Лелька облегченно вздохнула и подумала: „Ишь злющая какая сегодня... Она, вот, голодной не будет сидеть и в обиду себя не даст.. Не такая, как мама: все с господами! К ней даже офицеры ездят“.

Лелька вспомнила, как на прошлой неделе, по просьбе этой девушки, она бегала покупать вино и конфеты, и когда принесла покупку к ней в комнату, то увидела у нее важного офицера. Солнце играло у него на эполетах и золотых пуговицах расстёгнутого кителя, а на гвоздике, около дверей, висела настоящая, большая шашка. Офицер

сидел рядом с девушкой на мягком диванчике, перед круглым столом; одной рукой притянул ее к себе, а другой гладил по круглым плечам и груди. При входе Лельки они не изменили позы; офицер посмотрел на нее внимательно и спросил, чья она?

— Девица тут рядом... Не хочет в воспитательный отдать! Добро бы еще зарабатывала много, а то с приказчиками ходит, — много не заработаешь!.. На Разъезжей гуляет.

Офицер наклонился к ней и прошептал что-то на ухо, искоса поглядывая на Лельку. От этого взгляда Лельке вдруг стало не по себе: не то приятно, не то совестно.
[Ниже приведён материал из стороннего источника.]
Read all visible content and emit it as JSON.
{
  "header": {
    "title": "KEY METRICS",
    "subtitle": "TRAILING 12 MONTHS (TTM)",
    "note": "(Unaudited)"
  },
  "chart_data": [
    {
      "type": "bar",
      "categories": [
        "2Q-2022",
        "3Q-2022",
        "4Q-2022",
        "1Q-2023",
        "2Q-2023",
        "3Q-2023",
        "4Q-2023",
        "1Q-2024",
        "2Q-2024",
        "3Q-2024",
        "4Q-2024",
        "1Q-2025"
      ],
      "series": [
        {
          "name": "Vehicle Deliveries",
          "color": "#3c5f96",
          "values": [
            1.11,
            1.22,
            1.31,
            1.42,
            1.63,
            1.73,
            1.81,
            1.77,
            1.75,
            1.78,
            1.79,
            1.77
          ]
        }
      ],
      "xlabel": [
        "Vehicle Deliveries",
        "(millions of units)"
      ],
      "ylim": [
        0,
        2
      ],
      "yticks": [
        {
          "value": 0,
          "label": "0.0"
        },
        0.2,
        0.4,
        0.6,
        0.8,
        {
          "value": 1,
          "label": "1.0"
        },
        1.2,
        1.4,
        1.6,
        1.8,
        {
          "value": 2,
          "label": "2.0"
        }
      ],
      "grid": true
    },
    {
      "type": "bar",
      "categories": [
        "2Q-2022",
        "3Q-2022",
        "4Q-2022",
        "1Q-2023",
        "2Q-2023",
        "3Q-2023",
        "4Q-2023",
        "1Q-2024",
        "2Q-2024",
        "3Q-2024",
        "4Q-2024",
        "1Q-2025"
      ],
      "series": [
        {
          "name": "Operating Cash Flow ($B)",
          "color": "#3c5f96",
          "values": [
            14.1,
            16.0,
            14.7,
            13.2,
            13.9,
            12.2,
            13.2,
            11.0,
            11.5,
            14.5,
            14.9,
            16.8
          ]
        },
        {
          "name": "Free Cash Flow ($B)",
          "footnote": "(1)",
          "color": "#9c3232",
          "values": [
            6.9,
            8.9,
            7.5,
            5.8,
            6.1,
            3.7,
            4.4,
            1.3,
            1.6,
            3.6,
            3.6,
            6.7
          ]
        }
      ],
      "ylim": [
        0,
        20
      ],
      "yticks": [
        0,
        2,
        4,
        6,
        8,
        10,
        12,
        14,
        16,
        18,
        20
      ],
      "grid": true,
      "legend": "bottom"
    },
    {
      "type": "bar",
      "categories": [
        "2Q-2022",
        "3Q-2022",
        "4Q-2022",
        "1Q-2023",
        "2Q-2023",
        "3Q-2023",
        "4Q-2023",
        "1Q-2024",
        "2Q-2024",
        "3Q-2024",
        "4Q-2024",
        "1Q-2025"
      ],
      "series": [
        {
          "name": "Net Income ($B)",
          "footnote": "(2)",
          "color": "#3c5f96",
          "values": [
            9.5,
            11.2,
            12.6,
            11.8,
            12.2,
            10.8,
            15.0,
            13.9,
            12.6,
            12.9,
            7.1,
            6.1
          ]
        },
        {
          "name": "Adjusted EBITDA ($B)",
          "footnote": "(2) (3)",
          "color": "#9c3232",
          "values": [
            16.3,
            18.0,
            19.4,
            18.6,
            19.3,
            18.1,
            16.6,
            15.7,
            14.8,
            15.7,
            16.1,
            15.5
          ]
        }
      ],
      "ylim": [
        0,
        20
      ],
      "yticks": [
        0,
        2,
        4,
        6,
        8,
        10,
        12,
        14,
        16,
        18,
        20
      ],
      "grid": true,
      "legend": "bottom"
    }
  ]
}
Она невольно оправила на себе платьице и зарумянилась.

— Ишь, змееныш, понимает, что о ней говорят!.. Нет, уж эти глупости оставь: мать ее мне глаза выцарапает, в полицию пойдет, — она такая!.. Она из нее принцессу хочет сделать. Знаем мы этих принцесс... Ха-ха-ха!.. Ты чего стоишь, зеньки вылупила? — обрушилась она вдруг на Лельку, — чего не видела? Проваливай!..

Лелька выбежала из комнаты, но услышала, что ее зовут, вернулась и остановилась у двери.

— Иди, иди, не бойся: господин офицер хочет тебе подарок сделать. Да иди же, не укусит... Эх, ты!.. Принцесса-недотрога...

Лелька не понимала, почему девушка называет ее „принцессой-недотрогой?“ Она такая самая, только маленькая еще!.. Ей было очень приятно, что такой важный офицер притянул ее к себе, погладил по лицу, по волосам, ласково похлопал по спине и даже слегка сжал ее своей большой ладонью. Потом он дал ей две шоколадки и 20 копеек „на ленточку“. Лелька с любопытством рассматривала то его узорный эполет, то широко открытую белую грудь, поросшую курчавыми черными волосами. Ей очень хотелось потрогать руками и эполеты и курчавые волосики, хотелось заговорить с ним, но она почему-то сробела и так и ушла из комнаты, не открыв рта.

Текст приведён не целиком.